Dans ses tout premiers instants, l’univers ne ressemblait pas du tout à ce qu’il est aujourd’hui avec les galaxies, les étoiles et les planètes que nous voyons. La totalité de la matière et de l’énergie que nous connaissons était comprimée avec une densité et une chaleur telles que la matière ordinaire — formée de particules comme des neutrons et des protons — ne pouvait pas encore exister.

Au lieu de cela, il n’y avait que du plasma. Pendant quelques microsecondes, tout l’univers n’était fait que d’un type particulier de plasma, composé de quarks et de gluons déconfinés : de minuscules particules qui, une fois suffisamment dispersées pour se refroidir, deviendraient les composants élémentaires des atomes.

Une compréhension de la nature de ce plasma quark-gluon dans l’univers primitif pourrait nous aider à améliorer le modèle standard de la physique des particules — théorie qui décrit toutes les forces fondamentales de l’univers, sauf jusqu’à maintenant la gravité — et à expliquer pourquoi la matière elle-même se présente et se comporte comme elle le fait.

C’est l’objet central des recherches de Malena Tejeda-Yeomans, professeure de physique à l’Université de Colima, au Mexique, qui travaille cet automne à l’Institut Périmètre à titre de boursière Simons-Emmy-Noether. Pendant son séjour, elle compte collaborer avec Freddy Cachazo, professeur à l’Institut Périmètre, afin de perfectionner les outils mathématiques employés pour étudier le plasma quark-gluon ainsi que ses répercussions possibles sur la physique des particules et l’interaction nucléaire forte — la force qui assure la cohésion des noyaux atomiques.

Collisionneurs de particules, étoiles à neutrons et Big Bang

« Le but visé est de recréer les conditions de l’univers primitif », dit Mme Tejeda-Yeomans. Ces conditions peuvent être reproduites de plusieurs manières, notamment par des simulations informatiques ou en provoquant des collisions d’ions lourds dans des collisionneurs de particules.

Dans des circonstances ordinaires, les quarks et les gluons sont confinés dans des hadrons — par exemple les neutrons et les protons — et ne peuvent pas être observés isolément. Ce processus de confinement est décrit par une théorie appelée chromodynamique quantique. Par contre, dans les conditions extrêmes de l’univers primitif, ce confinement est impossible.

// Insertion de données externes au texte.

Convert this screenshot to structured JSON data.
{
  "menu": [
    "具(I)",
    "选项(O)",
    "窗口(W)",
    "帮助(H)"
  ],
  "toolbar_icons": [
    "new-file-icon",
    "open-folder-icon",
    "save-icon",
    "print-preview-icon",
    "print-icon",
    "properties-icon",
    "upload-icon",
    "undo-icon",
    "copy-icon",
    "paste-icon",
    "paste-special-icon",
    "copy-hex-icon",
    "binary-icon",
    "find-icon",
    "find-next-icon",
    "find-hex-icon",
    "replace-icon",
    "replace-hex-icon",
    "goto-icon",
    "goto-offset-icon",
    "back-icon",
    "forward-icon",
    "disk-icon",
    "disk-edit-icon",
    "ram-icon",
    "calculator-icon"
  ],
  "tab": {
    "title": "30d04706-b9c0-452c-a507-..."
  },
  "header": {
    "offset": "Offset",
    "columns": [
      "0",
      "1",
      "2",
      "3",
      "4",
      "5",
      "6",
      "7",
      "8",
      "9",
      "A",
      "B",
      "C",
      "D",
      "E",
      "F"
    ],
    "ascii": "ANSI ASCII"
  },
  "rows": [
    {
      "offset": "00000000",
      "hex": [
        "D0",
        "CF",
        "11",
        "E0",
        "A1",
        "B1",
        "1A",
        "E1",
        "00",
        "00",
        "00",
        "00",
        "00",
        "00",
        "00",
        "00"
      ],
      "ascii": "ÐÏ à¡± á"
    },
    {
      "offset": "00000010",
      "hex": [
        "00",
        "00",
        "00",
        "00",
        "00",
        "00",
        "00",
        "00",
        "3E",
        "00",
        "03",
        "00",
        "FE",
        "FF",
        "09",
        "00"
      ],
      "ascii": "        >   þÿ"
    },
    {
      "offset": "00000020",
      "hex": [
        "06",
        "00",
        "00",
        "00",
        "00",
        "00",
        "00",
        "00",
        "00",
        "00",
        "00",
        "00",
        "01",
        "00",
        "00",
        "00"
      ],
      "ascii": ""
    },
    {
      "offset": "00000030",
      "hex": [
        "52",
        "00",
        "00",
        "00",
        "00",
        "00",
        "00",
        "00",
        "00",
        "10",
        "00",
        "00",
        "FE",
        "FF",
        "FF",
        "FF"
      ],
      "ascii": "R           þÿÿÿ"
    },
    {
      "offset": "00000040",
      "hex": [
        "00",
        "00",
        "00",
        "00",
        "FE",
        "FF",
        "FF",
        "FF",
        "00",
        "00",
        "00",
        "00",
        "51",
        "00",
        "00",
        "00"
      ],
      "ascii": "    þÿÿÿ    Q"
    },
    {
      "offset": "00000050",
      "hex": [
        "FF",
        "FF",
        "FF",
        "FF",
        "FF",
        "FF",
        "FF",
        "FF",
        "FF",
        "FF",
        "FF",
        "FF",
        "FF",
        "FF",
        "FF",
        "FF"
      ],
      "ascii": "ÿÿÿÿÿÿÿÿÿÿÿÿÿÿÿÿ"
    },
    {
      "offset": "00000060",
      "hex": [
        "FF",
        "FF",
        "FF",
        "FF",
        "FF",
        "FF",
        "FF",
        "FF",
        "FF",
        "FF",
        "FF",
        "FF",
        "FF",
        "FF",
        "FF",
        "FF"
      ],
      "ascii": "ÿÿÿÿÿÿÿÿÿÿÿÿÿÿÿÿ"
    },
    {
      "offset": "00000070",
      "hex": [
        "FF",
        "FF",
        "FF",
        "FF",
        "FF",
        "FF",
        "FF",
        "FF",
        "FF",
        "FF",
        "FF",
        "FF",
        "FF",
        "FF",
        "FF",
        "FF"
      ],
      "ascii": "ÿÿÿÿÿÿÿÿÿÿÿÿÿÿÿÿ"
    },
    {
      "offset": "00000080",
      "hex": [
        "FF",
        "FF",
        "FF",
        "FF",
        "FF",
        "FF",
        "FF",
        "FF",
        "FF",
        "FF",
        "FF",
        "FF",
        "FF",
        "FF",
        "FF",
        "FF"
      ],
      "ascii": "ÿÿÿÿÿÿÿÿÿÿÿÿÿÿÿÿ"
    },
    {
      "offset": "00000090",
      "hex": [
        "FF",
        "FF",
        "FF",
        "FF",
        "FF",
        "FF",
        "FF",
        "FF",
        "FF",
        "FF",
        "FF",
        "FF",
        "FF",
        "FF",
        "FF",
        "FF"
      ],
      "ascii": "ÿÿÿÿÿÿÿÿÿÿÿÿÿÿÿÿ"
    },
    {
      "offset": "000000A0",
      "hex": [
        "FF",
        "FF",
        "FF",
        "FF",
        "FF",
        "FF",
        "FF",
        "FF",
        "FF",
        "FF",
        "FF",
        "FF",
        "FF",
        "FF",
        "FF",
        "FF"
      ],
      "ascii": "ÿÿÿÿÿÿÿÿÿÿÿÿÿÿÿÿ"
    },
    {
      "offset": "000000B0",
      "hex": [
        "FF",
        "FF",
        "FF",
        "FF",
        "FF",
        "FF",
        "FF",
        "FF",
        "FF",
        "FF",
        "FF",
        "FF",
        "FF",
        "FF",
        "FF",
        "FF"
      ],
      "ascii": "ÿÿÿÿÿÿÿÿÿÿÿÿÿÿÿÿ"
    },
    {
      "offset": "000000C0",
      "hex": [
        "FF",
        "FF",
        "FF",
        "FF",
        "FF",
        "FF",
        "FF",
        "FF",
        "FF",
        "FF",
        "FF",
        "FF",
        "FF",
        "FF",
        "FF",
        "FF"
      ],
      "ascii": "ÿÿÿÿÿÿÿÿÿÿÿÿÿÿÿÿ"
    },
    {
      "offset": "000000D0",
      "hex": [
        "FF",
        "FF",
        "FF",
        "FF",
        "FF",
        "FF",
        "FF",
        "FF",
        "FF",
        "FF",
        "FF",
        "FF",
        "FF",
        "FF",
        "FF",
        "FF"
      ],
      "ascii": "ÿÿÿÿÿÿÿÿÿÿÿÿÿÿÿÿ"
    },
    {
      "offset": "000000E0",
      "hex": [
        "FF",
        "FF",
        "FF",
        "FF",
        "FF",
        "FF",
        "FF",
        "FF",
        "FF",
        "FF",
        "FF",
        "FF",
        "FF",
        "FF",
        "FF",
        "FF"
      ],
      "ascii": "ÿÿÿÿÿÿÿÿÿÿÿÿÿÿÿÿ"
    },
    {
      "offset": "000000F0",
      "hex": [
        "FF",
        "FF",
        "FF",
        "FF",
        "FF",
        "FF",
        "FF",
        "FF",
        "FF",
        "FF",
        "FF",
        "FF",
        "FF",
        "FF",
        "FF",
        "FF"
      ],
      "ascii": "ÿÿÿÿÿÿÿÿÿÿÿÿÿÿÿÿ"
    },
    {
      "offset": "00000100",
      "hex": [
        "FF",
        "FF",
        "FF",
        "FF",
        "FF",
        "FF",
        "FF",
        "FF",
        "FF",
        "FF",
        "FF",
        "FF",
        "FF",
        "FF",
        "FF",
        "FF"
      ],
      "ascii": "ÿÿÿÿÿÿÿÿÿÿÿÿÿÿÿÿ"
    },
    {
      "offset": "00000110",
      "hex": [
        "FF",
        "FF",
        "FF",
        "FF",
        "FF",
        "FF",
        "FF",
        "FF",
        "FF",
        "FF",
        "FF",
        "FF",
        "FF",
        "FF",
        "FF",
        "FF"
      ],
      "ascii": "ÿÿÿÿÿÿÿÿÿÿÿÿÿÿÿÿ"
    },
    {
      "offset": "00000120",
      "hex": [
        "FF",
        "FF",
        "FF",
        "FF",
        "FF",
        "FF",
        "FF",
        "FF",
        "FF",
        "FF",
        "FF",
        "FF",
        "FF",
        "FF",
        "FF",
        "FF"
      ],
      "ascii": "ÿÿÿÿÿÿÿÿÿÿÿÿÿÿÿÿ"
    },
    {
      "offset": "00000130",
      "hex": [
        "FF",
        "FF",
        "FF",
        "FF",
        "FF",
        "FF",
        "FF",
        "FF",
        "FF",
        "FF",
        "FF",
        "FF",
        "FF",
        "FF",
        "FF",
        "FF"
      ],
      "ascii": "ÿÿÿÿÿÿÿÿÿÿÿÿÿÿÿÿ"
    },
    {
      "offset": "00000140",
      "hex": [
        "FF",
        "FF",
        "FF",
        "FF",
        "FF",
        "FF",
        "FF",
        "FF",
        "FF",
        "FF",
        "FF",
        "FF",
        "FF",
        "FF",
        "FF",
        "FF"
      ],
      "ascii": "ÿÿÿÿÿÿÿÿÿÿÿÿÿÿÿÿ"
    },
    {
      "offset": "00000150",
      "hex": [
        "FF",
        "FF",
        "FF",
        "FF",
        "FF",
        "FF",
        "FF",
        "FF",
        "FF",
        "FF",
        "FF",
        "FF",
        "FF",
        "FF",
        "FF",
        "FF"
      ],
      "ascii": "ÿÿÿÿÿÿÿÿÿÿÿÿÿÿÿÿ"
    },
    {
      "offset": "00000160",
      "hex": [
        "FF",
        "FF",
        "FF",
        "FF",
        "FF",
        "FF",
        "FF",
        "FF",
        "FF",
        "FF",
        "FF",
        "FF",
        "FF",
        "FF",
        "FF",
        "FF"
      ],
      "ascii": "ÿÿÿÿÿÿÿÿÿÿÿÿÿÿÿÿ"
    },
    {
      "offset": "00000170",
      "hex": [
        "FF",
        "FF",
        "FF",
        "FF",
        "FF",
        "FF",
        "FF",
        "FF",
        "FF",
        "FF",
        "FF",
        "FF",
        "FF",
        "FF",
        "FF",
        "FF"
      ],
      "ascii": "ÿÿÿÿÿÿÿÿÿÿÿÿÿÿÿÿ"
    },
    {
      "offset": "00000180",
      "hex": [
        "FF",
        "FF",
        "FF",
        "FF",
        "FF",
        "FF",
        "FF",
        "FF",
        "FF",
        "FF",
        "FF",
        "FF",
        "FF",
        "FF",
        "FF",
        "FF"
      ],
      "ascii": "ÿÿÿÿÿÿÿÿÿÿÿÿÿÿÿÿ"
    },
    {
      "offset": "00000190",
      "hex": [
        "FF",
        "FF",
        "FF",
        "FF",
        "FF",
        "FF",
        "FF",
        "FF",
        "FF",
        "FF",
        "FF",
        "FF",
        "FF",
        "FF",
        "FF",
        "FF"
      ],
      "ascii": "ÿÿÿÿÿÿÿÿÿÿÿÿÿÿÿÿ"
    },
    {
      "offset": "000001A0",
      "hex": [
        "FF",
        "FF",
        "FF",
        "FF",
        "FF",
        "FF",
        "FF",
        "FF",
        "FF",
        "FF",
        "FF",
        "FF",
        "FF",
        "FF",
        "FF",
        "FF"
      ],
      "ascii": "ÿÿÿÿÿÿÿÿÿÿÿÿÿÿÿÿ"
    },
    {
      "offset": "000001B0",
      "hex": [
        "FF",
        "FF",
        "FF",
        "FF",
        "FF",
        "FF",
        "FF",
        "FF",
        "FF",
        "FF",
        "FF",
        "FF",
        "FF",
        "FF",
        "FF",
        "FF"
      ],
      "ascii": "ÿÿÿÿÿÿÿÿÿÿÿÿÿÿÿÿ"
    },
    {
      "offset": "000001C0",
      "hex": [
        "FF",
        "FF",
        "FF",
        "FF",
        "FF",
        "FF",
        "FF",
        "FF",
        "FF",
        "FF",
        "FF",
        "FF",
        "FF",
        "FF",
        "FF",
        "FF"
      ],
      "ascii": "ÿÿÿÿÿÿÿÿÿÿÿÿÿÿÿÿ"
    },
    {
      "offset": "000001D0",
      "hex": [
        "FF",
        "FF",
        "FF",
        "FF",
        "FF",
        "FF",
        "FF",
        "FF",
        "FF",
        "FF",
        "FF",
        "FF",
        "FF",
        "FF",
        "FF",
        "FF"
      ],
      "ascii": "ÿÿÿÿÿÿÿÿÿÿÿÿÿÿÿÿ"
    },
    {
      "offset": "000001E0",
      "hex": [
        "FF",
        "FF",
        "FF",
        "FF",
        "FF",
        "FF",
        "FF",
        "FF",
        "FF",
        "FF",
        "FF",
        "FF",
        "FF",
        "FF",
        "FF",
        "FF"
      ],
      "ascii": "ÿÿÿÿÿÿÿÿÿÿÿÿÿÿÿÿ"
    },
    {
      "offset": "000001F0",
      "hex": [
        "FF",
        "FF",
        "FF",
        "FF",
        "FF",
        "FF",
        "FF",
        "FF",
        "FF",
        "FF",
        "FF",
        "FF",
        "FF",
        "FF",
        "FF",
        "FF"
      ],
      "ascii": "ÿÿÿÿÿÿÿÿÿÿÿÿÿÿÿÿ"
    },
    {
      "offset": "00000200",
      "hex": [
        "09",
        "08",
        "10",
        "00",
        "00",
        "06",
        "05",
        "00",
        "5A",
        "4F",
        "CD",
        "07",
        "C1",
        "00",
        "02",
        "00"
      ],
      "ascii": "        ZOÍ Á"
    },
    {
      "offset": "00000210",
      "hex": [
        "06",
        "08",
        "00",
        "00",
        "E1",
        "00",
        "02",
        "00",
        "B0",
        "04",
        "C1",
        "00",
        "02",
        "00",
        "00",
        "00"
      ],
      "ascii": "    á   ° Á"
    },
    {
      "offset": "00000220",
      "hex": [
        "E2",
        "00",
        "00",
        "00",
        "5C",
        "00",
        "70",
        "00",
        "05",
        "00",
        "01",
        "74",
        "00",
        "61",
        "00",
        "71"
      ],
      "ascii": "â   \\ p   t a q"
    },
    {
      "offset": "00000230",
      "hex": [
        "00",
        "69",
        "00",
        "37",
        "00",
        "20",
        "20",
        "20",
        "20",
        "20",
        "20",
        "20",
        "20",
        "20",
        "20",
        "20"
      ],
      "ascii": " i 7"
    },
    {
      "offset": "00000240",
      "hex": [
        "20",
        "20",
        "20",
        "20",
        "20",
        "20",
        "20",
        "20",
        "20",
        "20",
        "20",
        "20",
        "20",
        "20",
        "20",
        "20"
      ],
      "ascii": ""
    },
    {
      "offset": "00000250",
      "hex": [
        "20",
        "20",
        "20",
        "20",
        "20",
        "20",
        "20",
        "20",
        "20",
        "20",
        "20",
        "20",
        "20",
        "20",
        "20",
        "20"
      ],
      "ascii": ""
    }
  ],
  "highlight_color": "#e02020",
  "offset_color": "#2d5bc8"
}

« Comme les particules sont très serrées les unes contre les autres et dans un milieu très chaud, dit Mme Tejeda-Yeomans, elles se comportent davantage comme un liquide. Il faut donc adopter une autre méthode et les décrire comme formant un plasma. »

Mme Tejeda-Yeomanss cherche en particulier à comprendre ce qui s’est passé alors que l’univers se refroidissait, et que les quarks et les gluons commençaient à se solidifier : « Qu’est-ce qui les fait s’agglutiner ou se confiner pour former tous les hadrons que nous connaissons? Pourquoi ne s’agglutinent-ils pas autrement? Ce processus de “hadronisation”, par lequel la matière déconfinée devient confinée, est crucial pour comprendre l’univers primitif. »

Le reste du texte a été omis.